The garden was the place to lie on a summer afternoon. Overhead the wind hissed in the high eucalyptus and cypress trees. There were flying skeins of fog that swept by very fast, just above, sometimes catching the tops of the trees and swooping down through the branches. One summer when I was back from school in England I did all my studying out there on the ground behind bushes or hedges, or anywhere that was hidden from the sight of the house.
And I would lie face-down in the hot garden, and look beneath the cut tips of the grass spears, into the miniature forest where the ants lived. Most of them were very small, and were not troubled by the mat I spread out over their domain. If the large red ones discovered it, as now and then they did, they attacked at once, and there was nothing to do but carry the mat somewhere else.
It went without saying that the Medina was forbidden territory. Mother would have reacted very badly had she known I had ever been in it alone. But from time to time I went on an errand and had the
opportunity to slip into the old town and find my way along the alleys for a few minutes. I loved the way they suddenly changed direction and burrowed under the houses. In fact, you went under a house to get into the alley where Mama Tiemponada’s brothel stood. Hers was not the only one there, but it was the biggest. All the houses in the alley were brothels. The women leaned in the doorways and made remarks to the men walking by. I found the place mysterious and sinister. It seemed natural enough that Mother should not want me to come to the Medina.

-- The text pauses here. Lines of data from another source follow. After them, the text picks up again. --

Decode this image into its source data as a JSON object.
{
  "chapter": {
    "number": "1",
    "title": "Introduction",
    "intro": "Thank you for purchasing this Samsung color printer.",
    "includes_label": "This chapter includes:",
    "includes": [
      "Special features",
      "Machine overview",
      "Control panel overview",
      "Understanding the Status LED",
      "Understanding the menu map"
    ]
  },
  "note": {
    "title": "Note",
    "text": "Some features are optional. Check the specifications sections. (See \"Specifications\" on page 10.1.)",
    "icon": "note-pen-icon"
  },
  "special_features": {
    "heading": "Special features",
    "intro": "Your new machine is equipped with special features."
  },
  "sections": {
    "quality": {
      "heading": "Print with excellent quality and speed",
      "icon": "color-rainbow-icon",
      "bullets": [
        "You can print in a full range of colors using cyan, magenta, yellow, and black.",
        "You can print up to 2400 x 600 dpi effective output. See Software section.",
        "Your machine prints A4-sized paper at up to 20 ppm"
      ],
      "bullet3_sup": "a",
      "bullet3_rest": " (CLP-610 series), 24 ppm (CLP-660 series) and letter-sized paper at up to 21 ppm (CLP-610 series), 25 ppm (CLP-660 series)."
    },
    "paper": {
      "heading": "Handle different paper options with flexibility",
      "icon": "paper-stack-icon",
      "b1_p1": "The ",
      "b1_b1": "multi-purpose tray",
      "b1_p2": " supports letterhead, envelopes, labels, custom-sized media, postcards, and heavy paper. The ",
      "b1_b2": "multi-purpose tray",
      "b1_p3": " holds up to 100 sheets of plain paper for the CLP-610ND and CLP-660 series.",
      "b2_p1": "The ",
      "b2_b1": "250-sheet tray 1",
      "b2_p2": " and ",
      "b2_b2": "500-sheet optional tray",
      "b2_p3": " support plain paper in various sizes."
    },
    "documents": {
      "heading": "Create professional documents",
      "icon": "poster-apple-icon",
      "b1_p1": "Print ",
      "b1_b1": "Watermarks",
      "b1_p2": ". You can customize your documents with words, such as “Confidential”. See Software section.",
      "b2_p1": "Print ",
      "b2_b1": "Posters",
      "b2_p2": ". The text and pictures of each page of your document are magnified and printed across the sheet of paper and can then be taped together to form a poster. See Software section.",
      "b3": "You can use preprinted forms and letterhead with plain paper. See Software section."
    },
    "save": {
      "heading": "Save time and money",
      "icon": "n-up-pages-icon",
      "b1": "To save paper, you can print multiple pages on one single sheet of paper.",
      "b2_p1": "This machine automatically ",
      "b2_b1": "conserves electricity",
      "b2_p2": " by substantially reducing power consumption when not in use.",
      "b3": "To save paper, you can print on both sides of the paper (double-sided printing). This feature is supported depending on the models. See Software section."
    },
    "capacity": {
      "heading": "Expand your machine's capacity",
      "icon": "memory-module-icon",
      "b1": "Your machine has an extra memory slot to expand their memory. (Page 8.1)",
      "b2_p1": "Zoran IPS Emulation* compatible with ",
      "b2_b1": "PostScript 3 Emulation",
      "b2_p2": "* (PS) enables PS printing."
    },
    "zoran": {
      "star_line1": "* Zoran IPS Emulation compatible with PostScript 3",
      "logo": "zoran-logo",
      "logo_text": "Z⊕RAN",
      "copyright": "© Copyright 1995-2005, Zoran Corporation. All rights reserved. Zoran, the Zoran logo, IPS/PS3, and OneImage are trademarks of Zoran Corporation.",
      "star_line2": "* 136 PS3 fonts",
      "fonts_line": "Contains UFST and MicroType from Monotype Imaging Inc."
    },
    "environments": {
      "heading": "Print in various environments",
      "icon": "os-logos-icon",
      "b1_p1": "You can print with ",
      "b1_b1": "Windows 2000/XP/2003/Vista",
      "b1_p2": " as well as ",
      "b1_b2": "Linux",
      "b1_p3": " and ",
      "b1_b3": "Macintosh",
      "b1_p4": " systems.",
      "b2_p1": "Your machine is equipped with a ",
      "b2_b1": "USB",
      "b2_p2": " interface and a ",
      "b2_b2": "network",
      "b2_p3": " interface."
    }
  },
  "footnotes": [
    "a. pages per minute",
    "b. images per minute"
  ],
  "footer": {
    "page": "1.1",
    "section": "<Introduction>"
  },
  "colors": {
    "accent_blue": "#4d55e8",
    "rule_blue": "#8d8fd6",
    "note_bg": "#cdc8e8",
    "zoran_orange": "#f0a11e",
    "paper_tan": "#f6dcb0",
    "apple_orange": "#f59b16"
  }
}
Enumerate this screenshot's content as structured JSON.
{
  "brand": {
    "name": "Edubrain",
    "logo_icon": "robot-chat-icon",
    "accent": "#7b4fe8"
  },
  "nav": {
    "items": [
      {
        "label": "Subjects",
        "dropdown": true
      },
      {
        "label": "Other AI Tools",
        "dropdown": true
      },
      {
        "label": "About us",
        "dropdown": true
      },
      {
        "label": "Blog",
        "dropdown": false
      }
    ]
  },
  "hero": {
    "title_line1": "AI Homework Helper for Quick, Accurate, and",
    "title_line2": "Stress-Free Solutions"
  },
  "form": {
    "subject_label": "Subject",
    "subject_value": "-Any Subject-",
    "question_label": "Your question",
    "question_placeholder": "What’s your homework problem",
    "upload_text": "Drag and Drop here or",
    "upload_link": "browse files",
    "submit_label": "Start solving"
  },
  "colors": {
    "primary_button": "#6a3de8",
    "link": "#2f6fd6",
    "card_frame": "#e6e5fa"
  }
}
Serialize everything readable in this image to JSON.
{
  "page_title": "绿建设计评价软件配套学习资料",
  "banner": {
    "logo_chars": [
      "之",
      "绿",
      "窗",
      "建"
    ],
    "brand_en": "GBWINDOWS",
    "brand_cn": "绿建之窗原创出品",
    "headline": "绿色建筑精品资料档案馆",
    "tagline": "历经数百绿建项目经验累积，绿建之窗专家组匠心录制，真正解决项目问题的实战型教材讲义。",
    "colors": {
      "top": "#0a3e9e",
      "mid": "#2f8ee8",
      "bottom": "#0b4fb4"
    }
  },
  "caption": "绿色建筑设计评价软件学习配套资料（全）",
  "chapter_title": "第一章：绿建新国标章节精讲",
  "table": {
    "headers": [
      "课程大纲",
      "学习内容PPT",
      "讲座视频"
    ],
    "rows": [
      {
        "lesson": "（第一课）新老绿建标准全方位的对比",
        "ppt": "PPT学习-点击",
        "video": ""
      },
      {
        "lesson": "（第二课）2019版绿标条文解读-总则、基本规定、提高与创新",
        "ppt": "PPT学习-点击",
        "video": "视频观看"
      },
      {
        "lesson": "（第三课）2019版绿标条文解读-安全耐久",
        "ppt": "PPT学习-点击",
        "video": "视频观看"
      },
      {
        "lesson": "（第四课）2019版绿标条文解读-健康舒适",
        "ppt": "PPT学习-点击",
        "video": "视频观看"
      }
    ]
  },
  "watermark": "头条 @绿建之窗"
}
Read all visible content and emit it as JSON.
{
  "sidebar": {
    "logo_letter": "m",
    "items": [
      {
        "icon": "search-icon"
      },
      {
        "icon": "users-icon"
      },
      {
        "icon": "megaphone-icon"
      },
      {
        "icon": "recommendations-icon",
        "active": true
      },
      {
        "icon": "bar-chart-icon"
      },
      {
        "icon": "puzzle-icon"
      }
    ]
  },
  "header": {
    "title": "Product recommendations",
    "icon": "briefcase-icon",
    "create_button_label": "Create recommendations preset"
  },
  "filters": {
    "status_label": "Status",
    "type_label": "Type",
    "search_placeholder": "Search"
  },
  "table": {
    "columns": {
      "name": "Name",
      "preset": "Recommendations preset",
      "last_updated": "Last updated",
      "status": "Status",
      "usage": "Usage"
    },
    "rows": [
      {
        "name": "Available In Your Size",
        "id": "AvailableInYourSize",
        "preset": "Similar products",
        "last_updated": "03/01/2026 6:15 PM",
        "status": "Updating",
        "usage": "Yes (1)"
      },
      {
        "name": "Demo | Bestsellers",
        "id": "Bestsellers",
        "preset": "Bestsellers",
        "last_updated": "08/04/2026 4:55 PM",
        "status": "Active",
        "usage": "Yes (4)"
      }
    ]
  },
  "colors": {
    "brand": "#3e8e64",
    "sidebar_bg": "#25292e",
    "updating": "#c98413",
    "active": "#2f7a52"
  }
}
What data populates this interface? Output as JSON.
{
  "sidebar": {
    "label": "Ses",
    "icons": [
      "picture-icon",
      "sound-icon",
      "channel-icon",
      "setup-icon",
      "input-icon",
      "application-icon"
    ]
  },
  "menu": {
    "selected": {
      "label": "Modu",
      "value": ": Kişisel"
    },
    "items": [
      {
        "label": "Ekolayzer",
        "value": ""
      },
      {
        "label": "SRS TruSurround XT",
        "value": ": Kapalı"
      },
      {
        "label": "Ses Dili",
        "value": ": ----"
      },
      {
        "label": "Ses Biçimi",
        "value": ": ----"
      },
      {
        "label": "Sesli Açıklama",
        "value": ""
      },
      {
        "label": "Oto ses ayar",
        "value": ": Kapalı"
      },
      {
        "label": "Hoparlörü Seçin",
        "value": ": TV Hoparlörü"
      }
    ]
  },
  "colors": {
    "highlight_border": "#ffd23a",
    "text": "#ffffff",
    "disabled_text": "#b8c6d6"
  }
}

One evening as I stood outside Mama Tiemponada’s in the alley watching the door, it opened and a single Moroccan boy came out. He stood still for an instant, and looking up at the full moon directly above, whistled once at it, then walked away. This struck me as very strange, and I remembered it. The whistle was casual and intimate, suggesting that the moon and he had been good friends for a long time. A year or two later, when Bouselham came to work for us, I thought I recognized him as the same boy.
Probably it would have been better for me if I’d got to know Father, but I never did. It did not occur to me to wonder what sort of man he was. His fiftieth birthday was well behind him when I was born, and by then he was interested primarily in golf. He paid no attention to me, and very little to Mother. At daybreak he would get up, eat a big breakfast, and ride his favorite horse to the country club at Boubana. We would not see him again until evening. The ladies said to Mother: Colonel Driscoll is so impressive up there on his horse! Their own husbands drove in their cars to the country club. I was convinced that they were secretly laughing at us because Father was so odd.